With direct connection to the supply vessel, LNG will be transferred over short hoses or loading arms to the regasification vessel, which will convert LNG back into a vapor. Gas will then be injected into the pipeline network through a 28-in. pipeline that is 49 km long including a 15-km subsea section.

Petrobras noted that currently only two other LNG terminals in the world use this configuration: Bahia Blanca in Argentina and the UAE's Dubai terminal.

KMEP enters Bakken, Eagle Ford rail partnership

Kinder Morgan Energy Partners LP (KMEP) and Watco Cos. LLC will build and operate several rail facilities in key markets for loading and unloading crude oil, along with other commodities and products tied to the oil and gas industry.

The network will include markets such as Dore and Stanley, ND; Stroud, Okla.; and Houston as well as strategic loading facilities in the Eagle Ford shale in South Texas. Each facility will handle large unit train crude volumes along with manifest commodities such as frac sand, pipe, and drilling supplies.

The Dore facility will include Pioneer Oil LLC and have more than 10,000 ft of track in Phase I along with warehousing for inside storage. Watco expects the facility to enter service Sept. 1. Stroud will handle unit train volumes starting Oct. 1, providing customers direct access to Cushing, Okla. KMEP is 50% partner in a new venture building 750,000 bbl of new storage at Cushing (OGJ Online, Mar. 1, 2011).

The other locations are still in design phase and will be operational first-quarter 2012. Burlington Northern Santa Fe Railway Co. will provide rail services for the project. BNSF also is serving Rangeland Energy LLC's North Dakota oil terminal, COLT Connector, set to enter service by December (OGJ Online, Dec. 1, 2010).

Venture to add storage capacity at Cushing

Kinder Morgan Energy Partners LP is investing $25 million for a 50% interest in a tank farm at Cushing, Okla., to which a related joint venture will add storage capacity.

Kinder Morgan formed the JV with Deeprock Energy Resources LLC, the construction manager and terminal operator, and Mercuria Energy Trading Inc., which will remain anchor tenant for the next 5 years with an option to extend.

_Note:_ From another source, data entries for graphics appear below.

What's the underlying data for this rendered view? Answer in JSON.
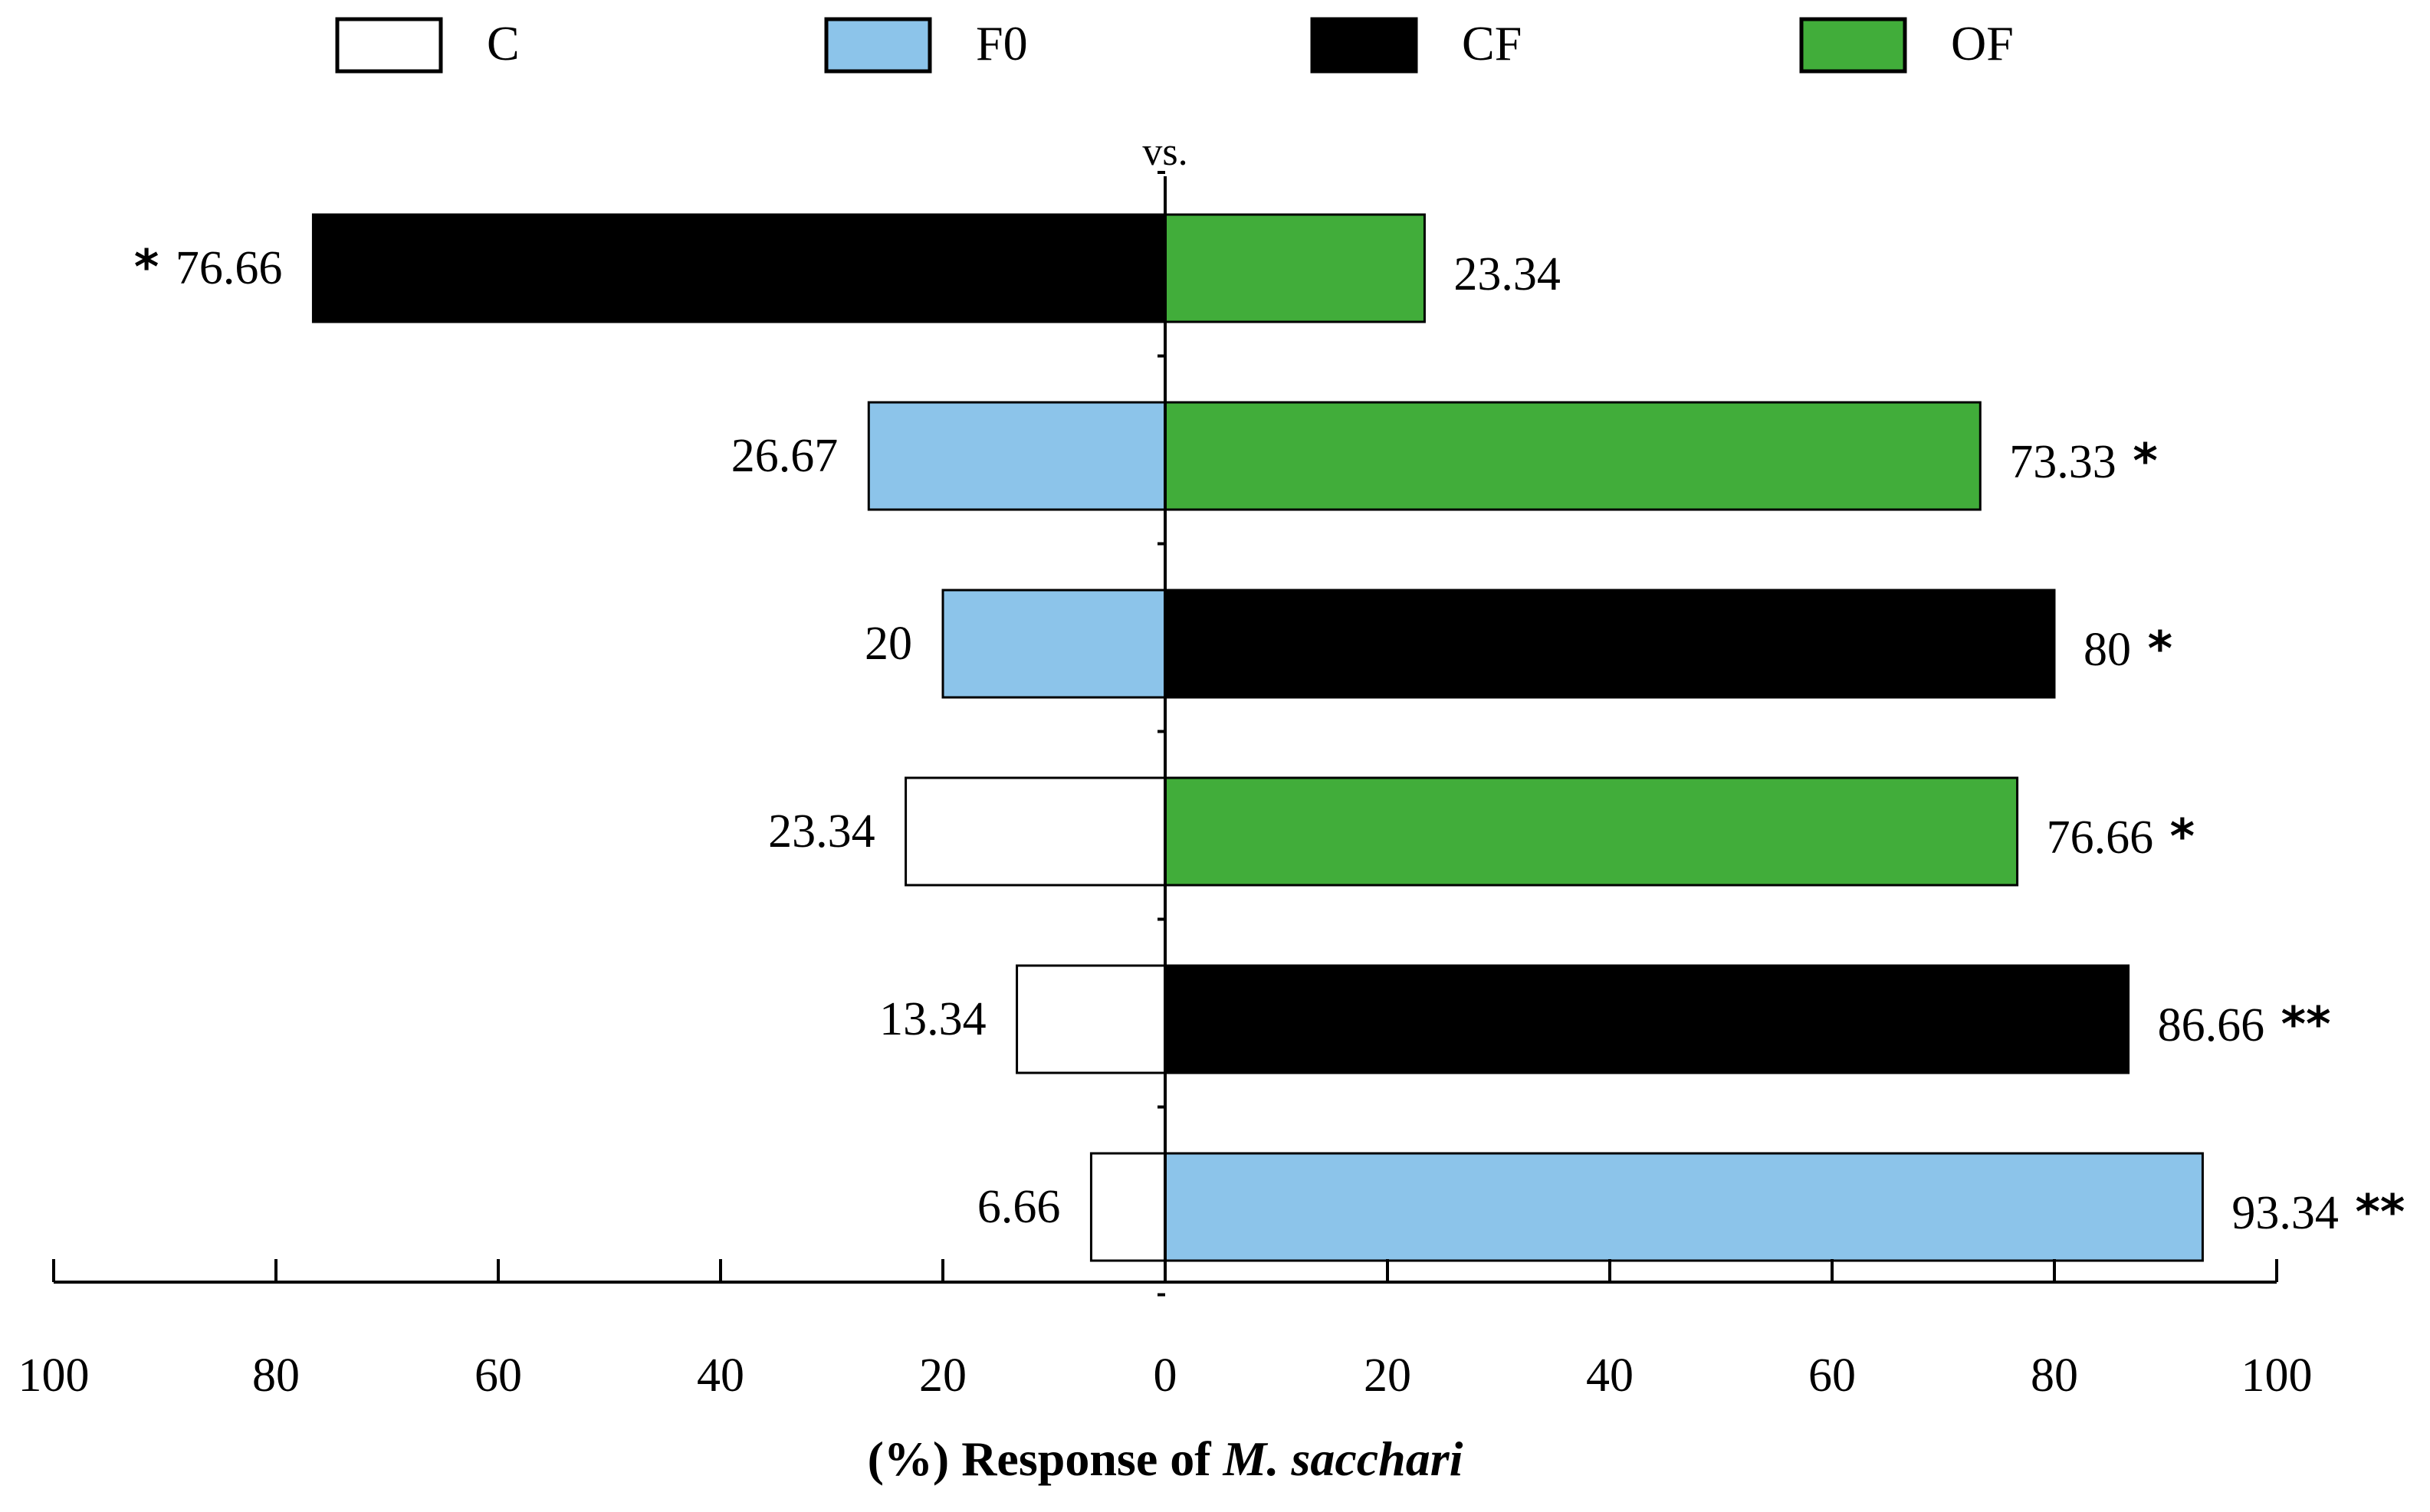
{
  "chart_data": {
    "type": "bar",
    "orientation": "horizontal-diverging",
    "legend": [
      {
        "key": "C",
        "label": "C",
        "color": "#ffffff"
      },
      {
        "key": "F0",
        "label": "F0",
        "color": "#8cc4ea"
      },
      {
        "key": "CF",
        "label": "CF",
        "color": "#000000"
      },
      {
        "key": "OF",
        "label": "OF",
        "color": "#41ad3a"
      }
    ],
    "legend_position": "top",
    "center_label": "vs.",
    "comparisons": [
      {
        "left": {
          "treatment": "CF",
          "value": 76.66,
          "label": "76.66",
          "sig": "*"
        },
        "right": {
          "treatment": "OF",
          "value": 23.34,
          "label": "23.34",
          "sig": ""
        }
      },
      {
        "left": {
          "treatment": "F0",
          "value": 26.67,
          "label": "26.67",
          "sig": ""
        },
        "right": {
          "treatment": "OF",
          "value": 73.33,
          "label": "73.33",
          "sig": "*"
        }
      },
      {
        "left": {
          "treatment": "F0",
          "value": 20,
          "label": "20",
          "sig": ""
        },
        "right": {
          "treatment": "CF",
          "value": 80,
          "label": "80",
          "sig": "*"
        }
      },
      {
        "left": {
          "treatment": "C",
          "value": 23.34,
          "label": "23.34",
          "sig": ""
        },
        "right": {
          "treatment": "OF",
          "value": 76.66,
          "label": "76.66",
          "sig": "*"
        }
      },
      {
        "left": {
          "treatment": "C",
          "value": 13.34,
          "label": "13.34",
          "sig": ""
        },
        "right": {
          "treatment": "CF",
          "value": 86.66,
          "label": "86.66",
          "sig": "**"
        }
      },
      {
        "left": {
          "treatment": "C",
          "value": 6.66,
          "label": "6.66",
          "sig": ""
        },
        "right": {
          "treatment": "F0",
          "value": 93.34,
          "label": "93.34",
          "sig": "**"
        }
      }
    ],
    "x_range": [
      -100,
      100
    ],
    "x_ticks": [
      -100,
      -80,
      -60,
      -40,
      -20,
      0,
      20,
      40,
      60,
      80,
      100
    ],
    "x_tick_labels": [
      "100",
      "80",
      "60",
      "40",
      "20",
      "0",
      "20",
      "40",
      "60",
      "80",
      "100"
    ],
    "xlabel_prefix": "(%) Response of ",
    "xlabel_species": "M. sacchari",
    "grid": false
  }
}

The JV will build three storage tanks with capacity totaling 750,000 bbl. Capacity of the tank farm now is 1 million bbl. KMEP also entered a development agreement in which it receives an option to participate in future expansions on the remaining 254 acres of Deeprock's undeveloped land.

Partly because crude in storage at Cushing is at nearly capacity levels, West Texas Intermediate crude is trading at an unusually large discount to Brent.